Couchepin Pascal · Bundesrat · 2005-06-14
Couchepin Pascal · Bundesrat · Wallis · 2005-06-14
Wortprotokoll
Tout d'abord, en ce qui concerne le chiffre 2, j'ai l'impression que le texte ne correspond pas tout à fait à l'intention de son auteur. Ce qu'il veut dire, c'est que, dans la 4e révision de l'AI, on a introduit la notion d'"atteinte à la santé psychique", et on n'a fait que ténoriser ce que la jurisprudence du Tribunal fédéral avait fait depuis un certain nombre d'années, c'est-à-dire admettre qu'on puisse donner une rente à quelqu'un qui est atteint dans sa santé psychique.
Au début de l'assurance-invalidité, la notion était beaucoup plus restreinte et on était beaucoup plus proche du système américain qui n'admet de rente d'invalidité que pour des invalidités qui peuvent être démontrées physiquement. Mais ce n'est naturellement pas notre intention. Tout le monde est d'accord ici pour dire que des atteintes psychiques peuvent être aussi invalidantes que des atteintes physiques.

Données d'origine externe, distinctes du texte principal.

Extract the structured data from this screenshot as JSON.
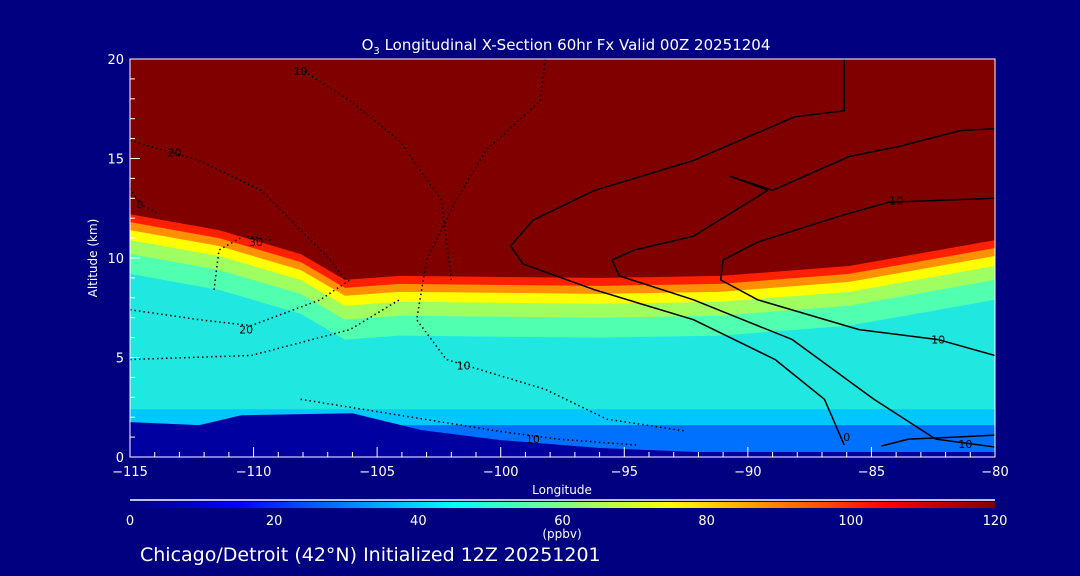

On a constaté au cours de ces dernières années une augmentation massive du nombre des rentiers AI. Et, de ce nombre, 35 pour cent sont des bénéficiaires de rente AI pour des raisons psychiques. Quelles en sont les causes? Bien sûr qu'on se pose des questions. Il y a probablement une corrélation entre le nombre de médecins psychiatres et celui des cas. Mais on constate aussi que les médecins psychiatres sont plus nombreux dans des villes où le stress est probablement plus élevé que dans des régions périphériques où, en plus, on a peut-être d'autres moyens d'intégrer des gens qui ont un problème psychique et qui sont invalides de ce fait. En effet, on se souvient tous - en tout cas ceux qui viennent de petites villes - de la situation de telle ou telle personne, autrefois: ce type de problème était alors admis, cela faisait partie de la vie, la société était plus tolérante et trouvait des solutions plus facilement qu'aujourd'hui, notamment sur le plan professionnel. Je crois que la corrélation entre nombre de médecins psychiatres et de cas est certainement juste, mais l'augmentation est explicable aussi par l'environnement général.
Ce qui est important, c'est de savoir qu'avec la 5e révision de l'AI, on va confier l'évaluation à un médecin spécialisé des services médicaux régionaux. Par conséquent, on aura plus de possibilités de chercher à établir une doctrine commune pour l'ensemble de la Suisse en matière de rentes pour raisons psychiques et d'éviter, comme l'a dit Monsieur Stadler, que la plainte soit immédiatement considérée comme une justification à l'attribution d'une rente, ce qui peut être le cas dans un certain nombre d'affaires.
L'an passé, on a constaté une diminution de 6 pour cent du nombre de nouvelles rentes par rapport à l'année précédente. Dans cette diminution relative - parce que le nombre total d'invalides continue à augmenter -, il y a la même proportion de rentes pour maladie psychique. Cela signifie qu'on a environ 6 pour cent de moins de rentes accordées pour des raisons psychiques que l'année précédente.
Est-ce que c'est un "trend"? Monsieur Schiesser dit, lorsqu'on parle de chômage: "Le chômage a un effet lent ou avec un certain décalage sur l'assurance-invalidité." On a quand même constaté une bonne nouvelle cette année: la diminution du nombre absolu des nouvelles rentes continue. Durant le premier trimestre de l'année 2005, on a eu environ 5 pour cent de moins de nouvelles rentes que l'année précédente; donc 6 pour cent sur la totalité de l'an passé et 5 pour cent de moins durant le premier trimestre de cette année par rapport au premier trimestre 2004.
Est-ce qu'on peut dire qu'on a réussi à renverser la vapeur? Je ne l'affirmerai pas encore, mais il y a en tout cas quelque chose de positif. C'est toute une série de facteurs qui expliquent ce changement. La 5e révision de l'AI devrait continuer à renforcer cette tendance et aller dans le sens de ce que souhaitent l'auteur de l'interpellation et les autres personnes qui ont pris la parole.
Des études scientifiques peuvent être effectuées; elles apporteront des éléments intéressants. Il faut en effet continuellement mener des études scientifiques pour chercher à comprendre les phénomènes qui se passent. Mais je crois qu'il faut surtout agir au niveau des décisions et avoir une doctrine commune dans l'ensemble de la Suisse, ce qui sera le cas après l'adoption de la 5e révision de l'AI, dont le projet devrait être adressé au Parlement dans quinze jours, si le Conseil fédéral l'approuve.